If she were the cinnamon bun and Clark the raisins, then he had really gotten between her layers. Rather than appreciating the way the two flavours and textures blended, she kept trying to separate them. But somehow, the raisins kept popping up.

"Okay, Lois, now you’re really going around the bend." She giggled, hoping that no one heard her. She grabbed her purse and headed for the bakery across the street from the Daily Planet.


***************

Landing on the roof of the Daily Planet, Clark spun into his suit and tie. He glanced at his watch, wondering what excuse he would use for being out of the office for an hour and a half. Well, at least, he had another good Superman story. He wondered if, for the upteemth time, Lois would give him grief for just disappearing for no apparent reason. He never worried about Perry might say as much as he cared about what Lois thought.

Clark should take Lois’s advice to Cynthia. He needed to get his fantasy relationship with her out of his head. It wasn’t that Lois hadn’t responded to his confession of love, she had told him directly that although she cared for him, she didn’t love him romantically. Isn’t that what all the advice columnists would tell him. ‘She let you know what she wanted.’ But Clark also recognized those little things Lois did that told him loudly and clearly how much she cared. The same intuition that alerted him any time she was in danger, screamed that Lois loved him. She just refused to admit it to herself.

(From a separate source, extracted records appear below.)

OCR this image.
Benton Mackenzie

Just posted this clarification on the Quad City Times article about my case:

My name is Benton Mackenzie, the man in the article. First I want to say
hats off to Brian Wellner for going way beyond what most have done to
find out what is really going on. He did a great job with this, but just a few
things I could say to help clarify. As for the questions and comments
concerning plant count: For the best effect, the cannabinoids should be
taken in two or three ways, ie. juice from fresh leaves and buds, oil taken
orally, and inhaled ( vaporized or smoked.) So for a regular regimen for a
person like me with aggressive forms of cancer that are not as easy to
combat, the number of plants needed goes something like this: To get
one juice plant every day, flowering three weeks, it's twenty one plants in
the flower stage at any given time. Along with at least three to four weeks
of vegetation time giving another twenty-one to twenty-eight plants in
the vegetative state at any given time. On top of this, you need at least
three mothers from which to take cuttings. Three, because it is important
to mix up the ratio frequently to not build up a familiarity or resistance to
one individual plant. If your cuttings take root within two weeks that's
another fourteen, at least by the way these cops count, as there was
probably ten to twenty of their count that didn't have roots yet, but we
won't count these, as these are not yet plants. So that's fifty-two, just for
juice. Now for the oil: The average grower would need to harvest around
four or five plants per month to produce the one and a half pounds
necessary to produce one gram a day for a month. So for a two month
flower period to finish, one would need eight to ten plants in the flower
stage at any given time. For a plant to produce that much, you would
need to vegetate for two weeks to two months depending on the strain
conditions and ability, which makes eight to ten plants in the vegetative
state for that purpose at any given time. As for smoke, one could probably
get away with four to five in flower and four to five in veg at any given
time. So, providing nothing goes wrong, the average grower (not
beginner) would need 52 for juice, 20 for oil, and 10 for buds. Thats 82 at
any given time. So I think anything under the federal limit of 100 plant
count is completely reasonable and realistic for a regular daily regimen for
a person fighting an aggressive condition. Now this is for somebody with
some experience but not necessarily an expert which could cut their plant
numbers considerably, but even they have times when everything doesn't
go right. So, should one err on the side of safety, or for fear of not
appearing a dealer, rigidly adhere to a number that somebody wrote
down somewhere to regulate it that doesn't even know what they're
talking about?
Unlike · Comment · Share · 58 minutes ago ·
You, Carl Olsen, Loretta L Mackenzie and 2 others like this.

Well, that’s why he had considered dating Mayson, wasn’t it? She was interested in him romantically, but he wasn’t interested in her that way. He enjoyed going out with Mayson and talking to her, but if he never kissed her beyond a friendly peck on the cheek, it wouldn’t matter. He couldn’t say the same thing about Lois. She consumed his thoughts and made his teen-age fantasies wither in comparison.

Maybe he should follow Cynthia and travel for a year, but that wasn’t the answer either. Metropolis was his home, and he really didn’t want to leave it or Lois.

When Clark exited the elevator, he scanned the bullpen for Lois. She wasn’t in the newsroom. Well, at least, he could get his story written before she began interrogating him about his absence.

He didn’t remember leaving a copy of the Lifestyle section on his desk before he left, but there it was, open at Cynthia’s letter. He glanced at the answer: "Read the signs, Cynthia. He’s showing you that he’s not interested. The job out of the country looks mighty good. Take it and get on with your life."

Lois was right, again. In frustration, Clark crumpled the newspaper . Underneath, he found a cinnamon bun and a letter. He picked a couple of raisins out of the bun and chewed on them as he read the letter.

Dear Annie,

I think I’ve experience real love for the first time. After knowing him for a year and a half, I realize that I have very strong feelings for him. I know he has feelings for me because he told me a few months ago, but I told him I didn’t feel the same way about him.

I know this is real because I’ve been infatuated with someone, but that disappeared and became friendship.

Now, I think about my guy all the time. He’s a very important part of my life. He is my heart. He is the raisins in my cinnamon bun. I don’t want to pull them out anymore because they are so essential and without them, the cinnamon bun isn’t complete. What should I do?

Signed,
If I only had a heart

Clark couldn’t stop smiling as he read the letter. He looked around the newsroom and noticed Lois coming toward him. She was watching him expectantly.

Clark picked up the cinnamon bun and took a bite. When Lois approached his desk, her smile matching his own, he offered her a bite of the cinnamon bun. She took it and nibbled. Her mouth rested for a moment when she bit down on a raisin. She raised her fingers to her mouth, but stopped midway, choosing , instead, to continue eating.

Clark smiled as he read between the lines.
"Would you like to go to a movie, tonight?" he asked.

"Are you asking me out on a date?"

"Yes. A date."

"Where?"

"There’s an interactive version of The Wizard of Oz playing at the 99 Cent Roxy."

"What time?"

"I’ll pick you up at seven."

"I’ll be ready. Umm... Clark, there's just one thing."

"What's that, Lois?"

"Does this mean I have to start eating my cinnamon buns with the raisins in
them? Cause to tell you the truth, I really don't like raisins."